I contribute the majority of any success I found this last year to networking and mentors. The advice and opportunities I received from my mentors shaped my entire year and building my network helped to sharpen my soft skills which are often in short supply in the tech industry.
- Don’t turn down an opportunity that doesn’t meet all your specs until you have all the facts.
This one is three-fold for me.
The first example is when I met a gentleman in the elevator during my internship and he mentioned that his company was hiring and suggested I send him my resume. Weeks later I ended up with a job offer and got my friend an interview at that company as well. I decided not to take the role but my friend still works there and that wouldn’t have happened if I hadn’t even taken up the original offer to send him my resume.

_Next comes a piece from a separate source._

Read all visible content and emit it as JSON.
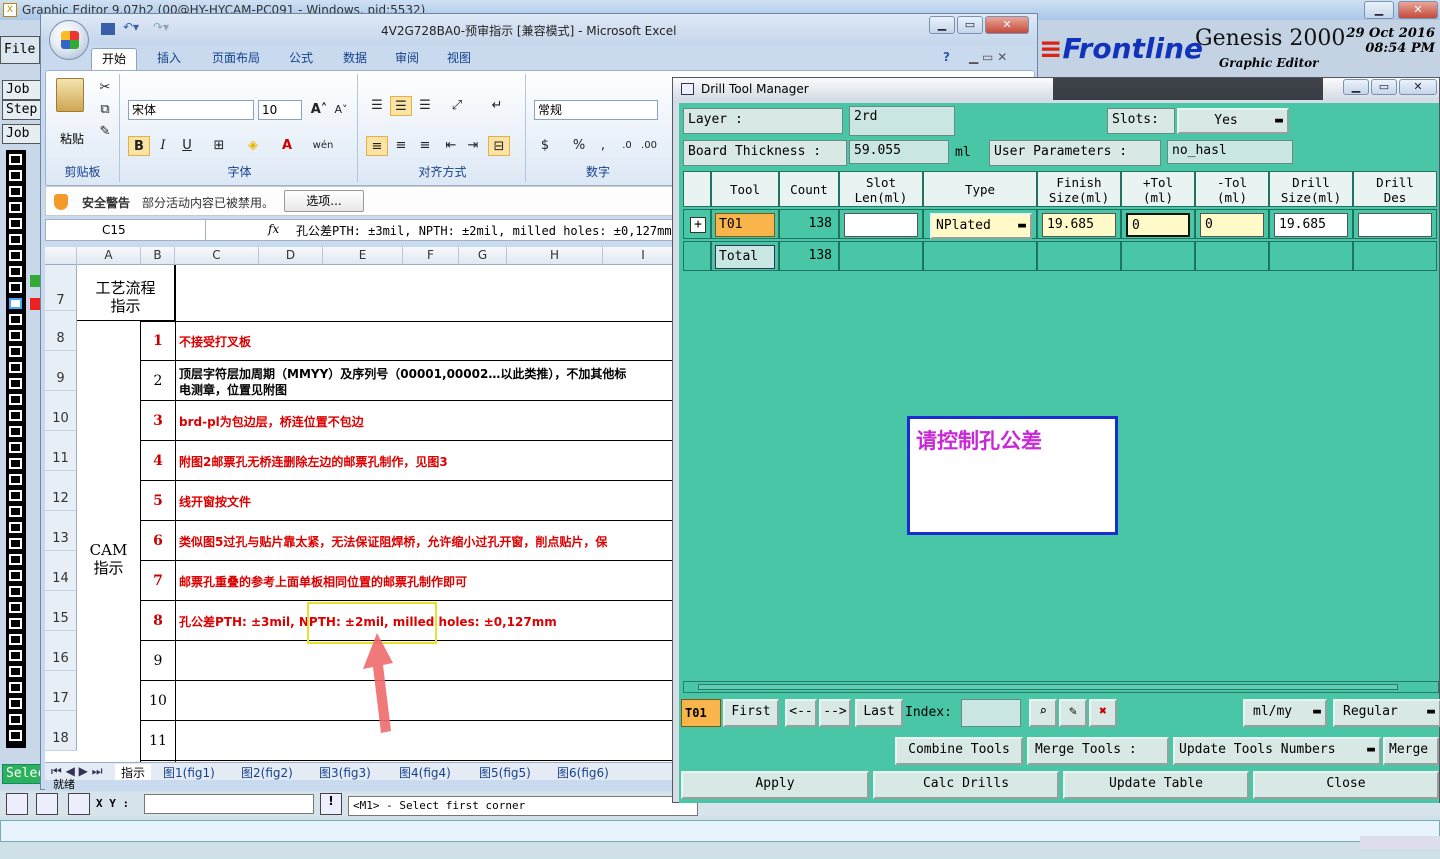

The second example is when I received an email invitation to an invite-only Meetup that I had never heard of. Originally I didn’t plan on attending but the day of the event, the organizer emailed me and asked if I would help him run the event, and he made sure to mention that I would be compensated for my time. Of course, I decided to go and I met a lot of nice people, developers and hiring managers alike, one of which led me to get on with my current company. Even if I hadn’t been hired, the Meetup organizer had offered me the opportunity to help at more events that would mean paid travel to other states and compensation for my time. I still would have gained valuable experience while being compensated.
- If you feel like your learning or professional development journey is missing something, don’t be afraid to seek it out. Or, don’t wait for someone else to do what you can do yourself.
When my fellow boot camp classmates and I graduated we felt like there were still some things we weren’t quite prepared to face. The biggest of which was networking. It’s a scary thing to go to a new event, especially by yourself and you never know if it will be beneficial or not. So, we started a meetup together that is welcoming to all early career developers but especially other boot camp graduates. This gave us a low-pressure situation to network with people who were at the same stage in their careers as us and it has been immensely rewarding for me to watch and participate in the fellowship. Your need may be different but I guarantee there are things you can do yourself to start filling any gaps you feel you might have.
Your journey is your own but I believe that there is always something to learn from the experiences of those who came before us and I hope that you will find at least a snippet of valuable information from my story.